Кстати, был такой забавный случай. Звонит ему председатель облисполкома: "Василий Васильевич, я знаю, вы завтра едете в Москву. Вы не могли бы позвонить министру сельского хозяйства?"
- "Зачем?" - "Вы знаете, у нас такой конфуз вышел - Ленинградская область осталась без семенного гороха. Нам нужно два вагона семенного гороха". Приехали мы в гостиницу, а он, как всегда, забыл паспорт. И, как обычно, извиняется, что без паспорта. Ему, конечно, отвечают, что это не проблема.

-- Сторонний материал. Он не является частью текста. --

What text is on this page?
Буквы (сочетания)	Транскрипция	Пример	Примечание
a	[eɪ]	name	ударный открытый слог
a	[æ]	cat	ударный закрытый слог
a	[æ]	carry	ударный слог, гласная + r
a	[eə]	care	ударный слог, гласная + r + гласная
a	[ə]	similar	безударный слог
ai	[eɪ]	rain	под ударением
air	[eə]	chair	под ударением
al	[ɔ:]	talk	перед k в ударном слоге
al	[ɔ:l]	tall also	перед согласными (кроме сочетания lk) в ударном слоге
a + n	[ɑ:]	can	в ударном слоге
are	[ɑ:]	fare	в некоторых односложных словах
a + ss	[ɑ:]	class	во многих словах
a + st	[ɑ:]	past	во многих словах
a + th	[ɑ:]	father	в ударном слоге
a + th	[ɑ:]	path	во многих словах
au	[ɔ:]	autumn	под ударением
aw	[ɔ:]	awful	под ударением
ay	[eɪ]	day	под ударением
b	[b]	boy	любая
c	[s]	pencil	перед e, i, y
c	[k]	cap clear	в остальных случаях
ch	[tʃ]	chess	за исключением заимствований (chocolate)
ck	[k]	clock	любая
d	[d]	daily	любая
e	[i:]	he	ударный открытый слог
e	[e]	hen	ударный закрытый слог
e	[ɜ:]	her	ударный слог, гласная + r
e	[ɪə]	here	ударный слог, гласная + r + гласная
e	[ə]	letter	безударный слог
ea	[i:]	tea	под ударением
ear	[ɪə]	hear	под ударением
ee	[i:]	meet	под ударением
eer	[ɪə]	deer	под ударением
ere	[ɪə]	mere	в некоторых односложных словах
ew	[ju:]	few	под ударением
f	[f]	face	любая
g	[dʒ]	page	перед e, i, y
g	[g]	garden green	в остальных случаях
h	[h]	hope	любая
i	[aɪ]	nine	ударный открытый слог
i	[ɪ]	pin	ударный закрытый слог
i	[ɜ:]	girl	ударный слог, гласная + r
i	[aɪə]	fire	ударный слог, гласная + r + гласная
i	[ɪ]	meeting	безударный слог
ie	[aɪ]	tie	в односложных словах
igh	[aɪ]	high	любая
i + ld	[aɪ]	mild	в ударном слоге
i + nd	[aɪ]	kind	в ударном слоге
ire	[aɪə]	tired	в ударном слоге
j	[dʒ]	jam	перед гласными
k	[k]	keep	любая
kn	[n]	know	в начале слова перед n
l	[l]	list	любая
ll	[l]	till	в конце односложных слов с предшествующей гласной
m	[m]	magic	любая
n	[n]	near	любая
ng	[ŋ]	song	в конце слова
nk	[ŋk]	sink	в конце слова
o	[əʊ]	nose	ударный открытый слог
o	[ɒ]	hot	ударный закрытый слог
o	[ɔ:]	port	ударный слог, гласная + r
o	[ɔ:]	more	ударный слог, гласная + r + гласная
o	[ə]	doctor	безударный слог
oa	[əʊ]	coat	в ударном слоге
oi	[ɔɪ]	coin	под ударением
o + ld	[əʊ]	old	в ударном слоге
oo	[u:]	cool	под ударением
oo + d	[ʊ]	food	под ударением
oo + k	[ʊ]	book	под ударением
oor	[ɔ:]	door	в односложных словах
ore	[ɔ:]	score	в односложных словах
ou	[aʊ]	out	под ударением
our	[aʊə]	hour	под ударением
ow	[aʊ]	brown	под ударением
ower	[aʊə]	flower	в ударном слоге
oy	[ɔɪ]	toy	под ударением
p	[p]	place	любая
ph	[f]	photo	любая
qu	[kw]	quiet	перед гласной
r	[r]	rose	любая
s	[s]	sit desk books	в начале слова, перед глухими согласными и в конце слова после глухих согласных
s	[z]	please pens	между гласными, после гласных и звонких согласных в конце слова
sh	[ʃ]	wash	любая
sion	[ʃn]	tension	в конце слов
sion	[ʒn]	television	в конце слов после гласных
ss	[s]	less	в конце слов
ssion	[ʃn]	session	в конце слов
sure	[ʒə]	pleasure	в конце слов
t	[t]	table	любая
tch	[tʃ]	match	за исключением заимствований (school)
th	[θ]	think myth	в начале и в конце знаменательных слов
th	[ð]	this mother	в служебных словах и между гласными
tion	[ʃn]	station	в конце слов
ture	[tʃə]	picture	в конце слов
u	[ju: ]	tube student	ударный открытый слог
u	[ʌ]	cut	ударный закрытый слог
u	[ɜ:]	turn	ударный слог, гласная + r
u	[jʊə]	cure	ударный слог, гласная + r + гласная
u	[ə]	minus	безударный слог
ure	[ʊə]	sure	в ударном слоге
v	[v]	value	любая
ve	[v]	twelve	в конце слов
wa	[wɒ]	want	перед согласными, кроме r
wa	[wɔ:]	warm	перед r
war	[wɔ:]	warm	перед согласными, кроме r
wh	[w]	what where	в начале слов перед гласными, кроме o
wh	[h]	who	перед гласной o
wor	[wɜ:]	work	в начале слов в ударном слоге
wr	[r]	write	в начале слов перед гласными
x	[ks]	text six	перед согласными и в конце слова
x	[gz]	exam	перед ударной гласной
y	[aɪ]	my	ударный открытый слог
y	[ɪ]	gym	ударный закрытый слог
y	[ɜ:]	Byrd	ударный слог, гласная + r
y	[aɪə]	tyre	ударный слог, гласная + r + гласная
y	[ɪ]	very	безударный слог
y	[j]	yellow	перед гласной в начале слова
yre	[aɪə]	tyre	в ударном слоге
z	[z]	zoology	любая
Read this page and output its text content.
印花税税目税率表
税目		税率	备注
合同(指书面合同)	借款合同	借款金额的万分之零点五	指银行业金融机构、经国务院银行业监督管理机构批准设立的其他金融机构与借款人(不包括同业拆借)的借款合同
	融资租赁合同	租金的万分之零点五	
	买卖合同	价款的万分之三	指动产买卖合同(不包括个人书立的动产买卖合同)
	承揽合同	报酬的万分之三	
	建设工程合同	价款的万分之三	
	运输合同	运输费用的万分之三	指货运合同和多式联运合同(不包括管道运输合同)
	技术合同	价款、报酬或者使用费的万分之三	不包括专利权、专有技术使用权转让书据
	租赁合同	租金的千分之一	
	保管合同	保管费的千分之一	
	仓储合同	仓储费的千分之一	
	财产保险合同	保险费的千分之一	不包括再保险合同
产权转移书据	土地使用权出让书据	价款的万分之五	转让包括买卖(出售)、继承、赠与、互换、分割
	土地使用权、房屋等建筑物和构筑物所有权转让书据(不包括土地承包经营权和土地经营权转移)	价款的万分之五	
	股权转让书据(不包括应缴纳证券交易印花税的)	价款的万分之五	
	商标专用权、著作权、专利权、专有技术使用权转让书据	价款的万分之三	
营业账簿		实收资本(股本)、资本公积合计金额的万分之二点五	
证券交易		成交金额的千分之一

Папа сразу позвонил секретарю министра: "Здравствуйте!" - "Ой, не может быть! - отвечает секретарь. - Я не ошибаюсь, это Меркурьев?" - "Да". И он просит пригласить к телефону министра. Секретарь отвечает, что у министра сейчас совещание, но она передаст, что звонил Меркурьев. Вдруг министр хватает трубку и спрашивает, что может сделать для него. Тут же присылает за ним машину, мы приезжаем с папой вместе. Все министерство высыпало из кабинетов. Папа идет, все за ним. И начинает он излагать просьбу. Тот говорит: "Ах, мерзавцы! Знают же, что я вам не смогу отказать!" И в этот же день в Ленинград пошли два вагона с горохом.
А как он помогал людям квартиры получать, телефоны, устраивал в больницы. Однажды мама даже сказала: "Вася, ты для чужих все делаешь, а для своих детей - так мало". Он ответил: "Я не вечен. Я хочу умереть, зная, что мои дети без меня справятся". Он ведь за нас никогда нигде не просил. Единственное - в театры или в цирк мы, дети Меркурьева, ходили всегда бесплатно. Ну и, конечно, в больницы он нам помогал устраиваться.
У нас с папой не бывало длинных разговоров. Мы и так понимали друг друга, чувствовали друг друга. Не было праздности, не было праздных разговоров, каких-то вечеров воспоминаний. Папа жил сегодняшним днем, тем, что он должен сделать сейчас, и своими планами.
Вся жизнь была в труде и в радости, потому что была любовь. И это - самое главное в жизни моих родителей. Все было согрето любовью. Любовью папы к нам, людей - к папе. Были у нас дни очень тяжелые, много лиха мы пережили. Болезни наши, болезни папы, инфаркты мамы... Жизнь была соткана из труда и любви.
Помню один случай. Мне было лет десять-одиннадцать, Мейерхольда еще не реабилитировали. Мы сидели на кухне, когда мама сказала: "Вот вы все тут Меркурьевы, а я одна - Мейерхольд". И я говорю: "Мамочка, а хочешь, я возьму твою фамилию?" Папа как-то напрягся, промолчал, а потом, вставая из-за кухонного стола, сказал: "Тебе еще очень пригодится моя фамилия". И, безусловно, до сих пор эта фамилия меня и ведет, и помогает, и накладывает большую ответственность.